Ada peribahasa kuman di seberang pulau kelihatan, pesawat Air Bus di pelupuk mata tak nampak.
Mungkin itu peribahasa yang tepat untuk mencitrakan kita dan masyarakat, bagaimana tidak melihat kesalahan orang memang mudah namun mengoreksi kesalahan pribadi susahnya minta ampun.
Banyak orang bersua anti korupsi, si ini korupsi, si itu korupsi padahal dia belum bertanya pada dirinya sendiri "korupsikah aku?"

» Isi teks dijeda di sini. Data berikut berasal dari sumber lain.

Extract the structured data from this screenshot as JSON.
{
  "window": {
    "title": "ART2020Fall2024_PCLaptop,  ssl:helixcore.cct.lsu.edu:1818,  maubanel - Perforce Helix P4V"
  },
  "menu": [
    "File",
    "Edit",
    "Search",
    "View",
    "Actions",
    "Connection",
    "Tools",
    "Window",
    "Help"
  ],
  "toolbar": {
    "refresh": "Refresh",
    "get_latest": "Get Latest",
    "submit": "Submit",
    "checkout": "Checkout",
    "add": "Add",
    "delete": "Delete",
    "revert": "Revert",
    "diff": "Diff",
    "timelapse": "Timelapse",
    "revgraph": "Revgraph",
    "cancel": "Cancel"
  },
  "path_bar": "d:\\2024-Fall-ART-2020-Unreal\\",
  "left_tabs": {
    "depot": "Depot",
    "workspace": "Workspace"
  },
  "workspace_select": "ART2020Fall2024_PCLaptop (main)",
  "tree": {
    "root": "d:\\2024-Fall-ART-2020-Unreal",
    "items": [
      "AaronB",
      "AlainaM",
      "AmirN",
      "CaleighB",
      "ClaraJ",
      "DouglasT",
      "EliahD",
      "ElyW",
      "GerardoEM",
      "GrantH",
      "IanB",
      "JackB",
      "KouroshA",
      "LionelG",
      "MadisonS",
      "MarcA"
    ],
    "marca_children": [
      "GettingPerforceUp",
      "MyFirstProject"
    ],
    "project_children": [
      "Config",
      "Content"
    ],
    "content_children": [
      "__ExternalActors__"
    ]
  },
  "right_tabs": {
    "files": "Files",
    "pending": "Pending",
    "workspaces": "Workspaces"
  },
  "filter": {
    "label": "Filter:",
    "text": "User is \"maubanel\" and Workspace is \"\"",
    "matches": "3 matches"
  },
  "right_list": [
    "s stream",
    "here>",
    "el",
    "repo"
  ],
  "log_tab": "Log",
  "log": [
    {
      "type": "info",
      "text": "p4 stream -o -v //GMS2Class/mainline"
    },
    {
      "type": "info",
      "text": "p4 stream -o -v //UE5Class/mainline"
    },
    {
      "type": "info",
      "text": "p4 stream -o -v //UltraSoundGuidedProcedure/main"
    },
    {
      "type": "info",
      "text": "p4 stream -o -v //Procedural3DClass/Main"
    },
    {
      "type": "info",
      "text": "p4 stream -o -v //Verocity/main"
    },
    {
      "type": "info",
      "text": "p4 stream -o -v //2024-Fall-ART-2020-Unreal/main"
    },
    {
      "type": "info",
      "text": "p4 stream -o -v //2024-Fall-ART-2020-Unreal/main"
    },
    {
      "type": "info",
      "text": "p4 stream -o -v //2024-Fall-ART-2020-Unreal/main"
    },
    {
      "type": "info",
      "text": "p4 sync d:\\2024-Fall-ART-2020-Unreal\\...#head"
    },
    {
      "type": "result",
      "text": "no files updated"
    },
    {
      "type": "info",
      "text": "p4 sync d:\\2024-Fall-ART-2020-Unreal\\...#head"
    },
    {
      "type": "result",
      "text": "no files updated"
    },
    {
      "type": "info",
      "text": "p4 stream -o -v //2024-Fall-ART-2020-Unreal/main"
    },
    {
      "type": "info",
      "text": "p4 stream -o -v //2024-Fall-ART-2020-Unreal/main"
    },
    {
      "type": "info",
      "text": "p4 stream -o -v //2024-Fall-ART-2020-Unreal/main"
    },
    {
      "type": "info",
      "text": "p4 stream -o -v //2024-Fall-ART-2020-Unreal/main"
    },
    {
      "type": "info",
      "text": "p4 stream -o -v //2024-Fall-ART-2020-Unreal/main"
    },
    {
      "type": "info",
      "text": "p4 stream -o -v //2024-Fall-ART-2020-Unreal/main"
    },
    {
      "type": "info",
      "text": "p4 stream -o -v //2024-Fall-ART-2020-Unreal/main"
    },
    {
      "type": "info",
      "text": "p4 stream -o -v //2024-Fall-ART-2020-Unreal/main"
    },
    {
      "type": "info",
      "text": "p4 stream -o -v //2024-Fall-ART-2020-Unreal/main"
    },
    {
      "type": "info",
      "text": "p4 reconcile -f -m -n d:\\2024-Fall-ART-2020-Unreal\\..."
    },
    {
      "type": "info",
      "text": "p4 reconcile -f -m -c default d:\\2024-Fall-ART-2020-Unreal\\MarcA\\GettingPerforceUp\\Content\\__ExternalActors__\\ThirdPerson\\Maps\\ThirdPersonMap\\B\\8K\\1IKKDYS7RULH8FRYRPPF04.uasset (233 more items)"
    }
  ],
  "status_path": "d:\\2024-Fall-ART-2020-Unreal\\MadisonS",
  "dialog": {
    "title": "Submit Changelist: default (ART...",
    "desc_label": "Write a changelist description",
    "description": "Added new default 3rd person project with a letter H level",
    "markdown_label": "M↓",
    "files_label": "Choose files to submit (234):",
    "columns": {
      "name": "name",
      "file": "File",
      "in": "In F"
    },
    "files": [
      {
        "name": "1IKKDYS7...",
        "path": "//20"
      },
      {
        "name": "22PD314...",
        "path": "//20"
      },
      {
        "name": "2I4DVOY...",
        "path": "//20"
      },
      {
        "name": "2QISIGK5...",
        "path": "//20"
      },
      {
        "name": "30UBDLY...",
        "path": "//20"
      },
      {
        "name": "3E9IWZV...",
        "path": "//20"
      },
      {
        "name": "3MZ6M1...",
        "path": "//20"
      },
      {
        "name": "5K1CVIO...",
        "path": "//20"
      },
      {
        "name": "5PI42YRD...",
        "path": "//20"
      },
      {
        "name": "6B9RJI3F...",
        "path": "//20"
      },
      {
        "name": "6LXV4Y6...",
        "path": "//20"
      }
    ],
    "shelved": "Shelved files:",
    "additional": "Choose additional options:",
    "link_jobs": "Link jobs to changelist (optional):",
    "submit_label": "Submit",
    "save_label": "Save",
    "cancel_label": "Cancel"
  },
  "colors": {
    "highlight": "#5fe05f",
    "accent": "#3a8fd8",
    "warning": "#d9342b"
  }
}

Korupsi sendiri janganlah selalu diartikan penyelewengan uang, korupsi sendiri bisa berarti luas. Misalnya saat anda berkendara lalu anda menyerobot traffic light, bukankah anda disitu sudah mengambil kesempatan pengendara jalur lain untuk menikmati haknya untuk terus berjalan? Disaat anda membuang sampah sembarangan, sadarkah anda bahwa anda sudah mengambil hak orang lain untuk menikmati lingkungan yang bebas sampah? lalu sewaktu anda bekerja dan pulang sebelum jam yang sudah ditentukan, bukankah itu anda juga sedang korupsi waktu? Masih banyak contoh-contoh kecil korupsi dalam keseharian kita, jadi sebelum anda berkata atau menuduh orang lain korupsi coba tanyakan terlebih dahulu kepada diri anda sendiri "korupsikah aku?"